Government Urges NGOs, Businesses To Fight HIV/AIDS
In related news, Chinese health officials on Friday in Beijing at a summit on business and HIV/AIDS in China urged nongovernmental organizations and companies in the country to increase their role in the fight against the disease (Kaiser Daily HIV/AIDS Report, 3/18). Vice Premier and Minister of Health Wu Yi said that the fight against HIV/AIDS cannot be "won by the government alone" and that businesses should help their employees to receive testing and treatment, according to the New York Times. "I hope our entrepreneurs, while they are developing their businesses, would also participate broadly in public welfare," Wu said, adding, "AIDS prevention is an important responsibility of the Chinese government and is also a responsibility that must be shared by society" (Kahn, New York Times, 3/18). "We've understood deeply that in HIV/AIDS prevention, there are certain things that the government is not able to do," Wang said, adding, "Drug addicts, sex workers and homosexuals are reluctant to talk to government workers. Therefore, we must encourage NGOs to participate" (Pottinger, Wall Street Journal, 3/21).

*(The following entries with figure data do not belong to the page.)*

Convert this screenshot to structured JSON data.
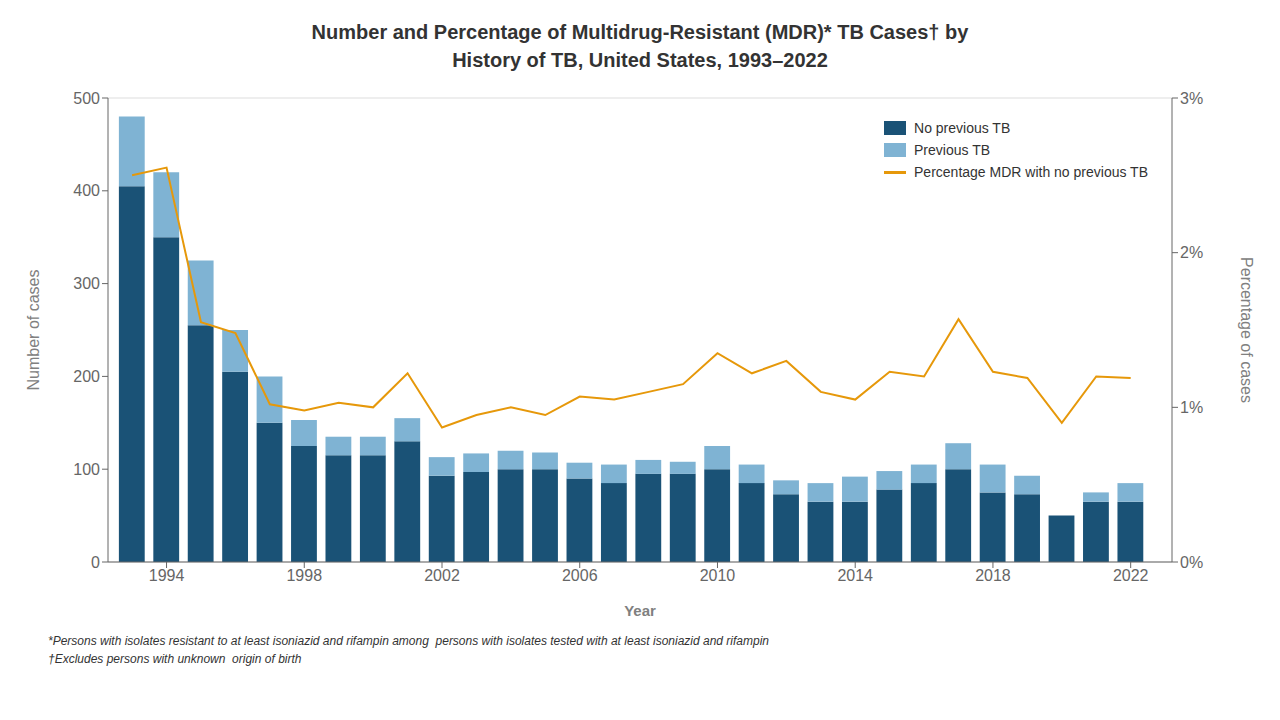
{
  "chart_data": {
    "type": "bar",
    "title": "Number and Percentage of Multidrug-Resistant (MDR)* TB Cases† by\nHistory of TB, United States, 1993–2022",
    "x_label": "Year",
    "y_label": "Number of cases",
    "y2_label": "Percentage of cases",
    "x": [
      1993,
      1994,
      1995,
      1996,
      1997,
      1998,
      1999,
      2000,
      2001,
      2002,
      2003,
      2004,
      2005,
      2006,
      2007,
      2008,
      2009,
      2010,
      2011,
      2012,
      2013,
      2014,
      2015,
      2016,
      2017,
      2018,
      2019,
      2020,
      2021,
      2022
    ],
    "series": [
      {
        "name": "No previous TB",
        "color": "#1a5276",
        "values": [
          405,
          350,
          255,
          205,
          150,
          125,
          115,
          115,
          130,
          93,
          97,
          100,
          100,
          90,
          85,
          95,
          95,
          100,
          85,
          73,
          65,
          65,
          78,
          85,
          100,
          75,
          73,
          50,
          65,
          65
        ]
      },
      {
        "name": "Previous TB",
        "color": "#7fb3d3",
        "values": [
          75,
          70,
          70,
          45,
          50,
          28,
          20,
          20,
          25,
          20,
          20,
          20,
          18,
          17,
          20,
          15,
          13,
          25,
          20,
          15,
          20,
          27,
          20,
          20,
          28,
          30,
          20,
          0,
          10,
          20
        ]
      },
      {
        "name": "Percentage MDR with no previous TB",
        "type": "line",
        "axis": "y2",
        "color": "#e6980a",
        "values": [
          2.5,
          2.55,
          1.55,
          1.48,
          1.02,
          0.98,
          1.03,
          1.0,
          1.22,
          0.87,
          0.95,
          1.0,
          0.95,
          1.07,
          1.05,
          1.1,
          1.15,
          1.35,
          1.22,
          1.3,
          1.1,
          1.05,
          1.23,
          1.2,
          1.57,
          1.23,
          1.19,
          0.9,
          1.2,
          1.19
        ]
      }
    ],
    "xlim": [
      1992.3,
      2023.2
    ],
    "xticks": [
      1994,
      1998,
      2002,
      2006,
      2010,
      2014,
      2018,
      2022
    ],
    "ylim": [
      0,
      500
    ],
    "yticks": [
      0,
      100,
      200,
      300,
      400,
      500
    ],
    "y2lim": [
      0,
      3
    ],
    "y2ticks": [
      {
        "value": 0,
        "label": "0%"
      },
      {
        "value": 1,
        "label": "1%"
      },
      {
        "value": 2,
        "label": "2%"
      },
      {
        "value": 3,
        "label": "3%"
      }
    ],
    "stacked": true,
    "grid": true,
    "legend": "upper right",
    "annotations": [
      "*Persons with isolates resistant to at least isoniazid and rifampin among  persons with isolates tested with at least isoniazid and rifampin",
      "†Excludes persons with unknown  origin of birth"
    ]
  }
}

Nine Companies Join Global Business Coalition on HIV/AIDS
Nine Chinese companies last week also announced that they have joined the Global Business Coalition on HIV/AIDS, Singapore's Straits Times reports. According to GBC Executive Director Trevor Neilson, five to 10 additional companies likely will join the coalition "soon," the Straits Times reports. "There is tremendous momentum. Many companies told us when we began work a year ago that they were just waiting for a clear sign from the central government to get involved," Neilson said (Chua, Straits Times, 3/19). However, he added that "most" Chinese companies still see the epidemic as the "government's problems, not their own," according to the PTI/New Kerala. "It's pretty similar to the way companies in developed countries felt in the early days of the disease," Neilson said (PTI/New Kerala, 3/19).